Leaders with integrity, dedication, and competence; leaders with the conviction to make the tough calls and do the right thing, even when it may cost them some votes; leaders you can trust. We cannot afford any compromise on this.

Thankfully, for 57 years, over three generations, we have had leaders who have earned and maintained Singaporeans’ trust and confidence, who have worked closely with the people to deliver on sound policies, and who have improved all our lives.

Never take this trust, nor this competence, for granted. Keep working hard to find the right people, get them to serve, and help them do their best for Singapore. We must extend our success formula to the next generation and beyond.

Leadership succession is, therefore, of paramount importance. When COVID-19 hit us, I had to put my succession plans on hold. Now we are learning to live with COVID-19 and entering a new normal. The younger ministers have chosen DPM Lawrence Wong to be their leader. I am happy that the matter is settled and that my succession plans are moving forward again. I am also glad that from everything I see, Singaporeans support Lawrence and his team leadership. So, I ask you to give Lawrence and his 4G team – your team – your fullest support.

The next few decades will be bracing but exhilarating. I have given you my take on what we can achieve and what may go wrong. But with your trust, we can come through whatever difficulties await. With your support, we can turn hopes and dreams into reality and unite as one people; we can secure a brighter future in this uncertain world. Not just for now, not just for ourselves, but for every Singaporean child, for many generations to come.

My beloved Nigeria and Nigerians have refused to talk about their present and mock our past, so how do we “Secure Our Future”. Leadership is negotiable here and indeed negotiated always amongst the best of evils.

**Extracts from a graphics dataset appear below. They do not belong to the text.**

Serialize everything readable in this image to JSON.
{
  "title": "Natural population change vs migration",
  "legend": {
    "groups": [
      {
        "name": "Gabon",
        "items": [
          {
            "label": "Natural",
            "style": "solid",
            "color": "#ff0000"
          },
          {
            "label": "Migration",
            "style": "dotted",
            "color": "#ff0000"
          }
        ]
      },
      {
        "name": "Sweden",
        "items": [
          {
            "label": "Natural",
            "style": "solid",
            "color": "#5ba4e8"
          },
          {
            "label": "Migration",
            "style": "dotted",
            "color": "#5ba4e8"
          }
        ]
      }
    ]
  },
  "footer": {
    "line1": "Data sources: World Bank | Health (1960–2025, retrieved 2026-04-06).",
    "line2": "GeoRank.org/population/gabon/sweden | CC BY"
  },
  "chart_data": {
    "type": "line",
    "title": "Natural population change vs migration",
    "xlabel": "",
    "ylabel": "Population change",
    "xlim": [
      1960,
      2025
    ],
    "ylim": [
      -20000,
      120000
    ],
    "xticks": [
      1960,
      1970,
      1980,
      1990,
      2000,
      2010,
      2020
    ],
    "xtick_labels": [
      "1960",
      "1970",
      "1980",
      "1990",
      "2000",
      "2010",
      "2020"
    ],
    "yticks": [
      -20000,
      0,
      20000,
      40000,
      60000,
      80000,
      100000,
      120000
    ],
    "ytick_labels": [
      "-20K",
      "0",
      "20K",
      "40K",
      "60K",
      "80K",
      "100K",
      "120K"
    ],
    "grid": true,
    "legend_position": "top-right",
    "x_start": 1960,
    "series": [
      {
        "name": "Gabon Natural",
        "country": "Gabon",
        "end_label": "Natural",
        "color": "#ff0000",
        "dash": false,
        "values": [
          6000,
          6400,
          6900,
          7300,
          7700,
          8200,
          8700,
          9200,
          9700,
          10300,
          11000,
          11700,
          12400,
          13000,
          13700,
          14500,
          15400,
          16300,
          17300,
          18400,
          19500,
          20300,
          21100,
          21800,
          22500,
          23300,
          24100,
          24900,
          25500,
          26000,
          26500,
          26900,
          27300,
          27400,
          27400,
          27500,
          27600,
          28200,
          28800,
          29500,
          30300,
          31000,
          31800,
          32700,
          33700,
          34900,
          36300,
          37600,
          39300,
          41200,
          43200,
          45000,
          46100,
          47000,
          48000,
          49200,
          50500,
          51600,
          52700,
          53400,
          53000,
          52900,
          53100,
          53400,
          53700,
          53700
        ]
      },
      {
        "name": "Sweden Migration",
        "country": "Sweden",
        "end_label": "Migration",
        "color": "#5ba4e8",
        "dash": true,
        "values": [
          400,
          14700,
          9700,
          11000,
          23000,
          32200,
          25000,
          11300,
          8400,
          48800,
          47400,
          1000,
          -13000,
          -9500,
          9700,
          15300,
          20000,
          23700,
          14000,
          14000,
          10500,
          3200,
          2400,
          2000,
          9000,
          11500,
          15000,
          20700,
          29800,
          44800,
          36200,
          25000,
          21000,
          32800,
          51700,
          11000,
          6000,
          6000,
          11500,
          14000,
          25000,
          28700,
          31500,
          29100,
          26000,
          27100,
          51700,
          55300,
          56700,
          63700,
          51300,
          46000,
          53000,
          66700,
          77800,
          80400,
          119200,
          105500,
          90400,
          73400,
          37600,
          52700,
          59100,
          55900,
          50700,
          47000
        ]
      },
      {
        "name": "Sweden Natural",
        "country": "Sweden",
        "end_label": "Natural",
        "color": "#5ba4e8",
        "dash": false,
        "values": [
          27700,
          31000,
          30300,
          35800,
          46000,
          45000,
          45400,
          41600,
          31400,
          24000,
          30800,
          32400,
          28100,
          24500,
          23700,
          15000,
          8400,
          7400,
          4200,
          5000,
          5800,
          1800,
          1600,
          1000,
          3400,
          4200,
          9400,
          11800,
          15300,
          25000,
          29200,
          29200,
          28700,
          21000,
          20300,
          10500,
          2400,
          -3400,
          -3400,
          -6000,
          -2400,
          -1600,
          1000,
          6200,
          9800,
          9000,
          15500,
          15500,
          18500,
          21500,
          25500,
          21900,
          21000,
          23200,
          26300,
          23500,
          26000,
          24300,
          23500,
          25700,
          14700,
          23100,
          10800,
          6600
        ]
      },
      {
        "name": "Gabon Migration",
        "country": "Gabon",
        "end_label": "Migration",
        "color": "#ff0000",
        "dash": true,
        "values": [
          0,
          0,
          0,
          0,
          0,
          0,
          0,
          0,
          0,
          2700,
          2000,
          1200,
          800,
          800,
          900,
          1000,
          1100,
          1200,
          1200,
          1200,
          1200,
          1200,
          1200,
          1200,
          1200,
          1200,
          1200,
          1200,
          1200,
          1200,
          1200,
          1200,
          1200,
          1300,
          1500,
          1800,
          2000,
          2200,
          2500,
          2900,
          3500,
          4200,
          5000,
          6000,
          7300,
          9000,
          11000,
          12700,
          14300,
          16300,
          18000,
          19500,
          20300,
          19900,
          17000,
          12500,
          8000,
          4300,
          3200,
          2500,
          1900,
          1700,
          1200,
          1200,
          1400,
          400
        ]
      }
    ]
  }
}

For us, not just leaders continually disappoint, but the whole system keeps failing.

With all our collective errors, there is a loss of faith: not just in individual politicians or parties, but the whole political system and political class.

Do we know that our survival depends on us having the right leaders? Leaders with integrity, dedication, and competence. Leaders with the conviction to make the tough calls and do the right thing. We know will we act; only time will tell.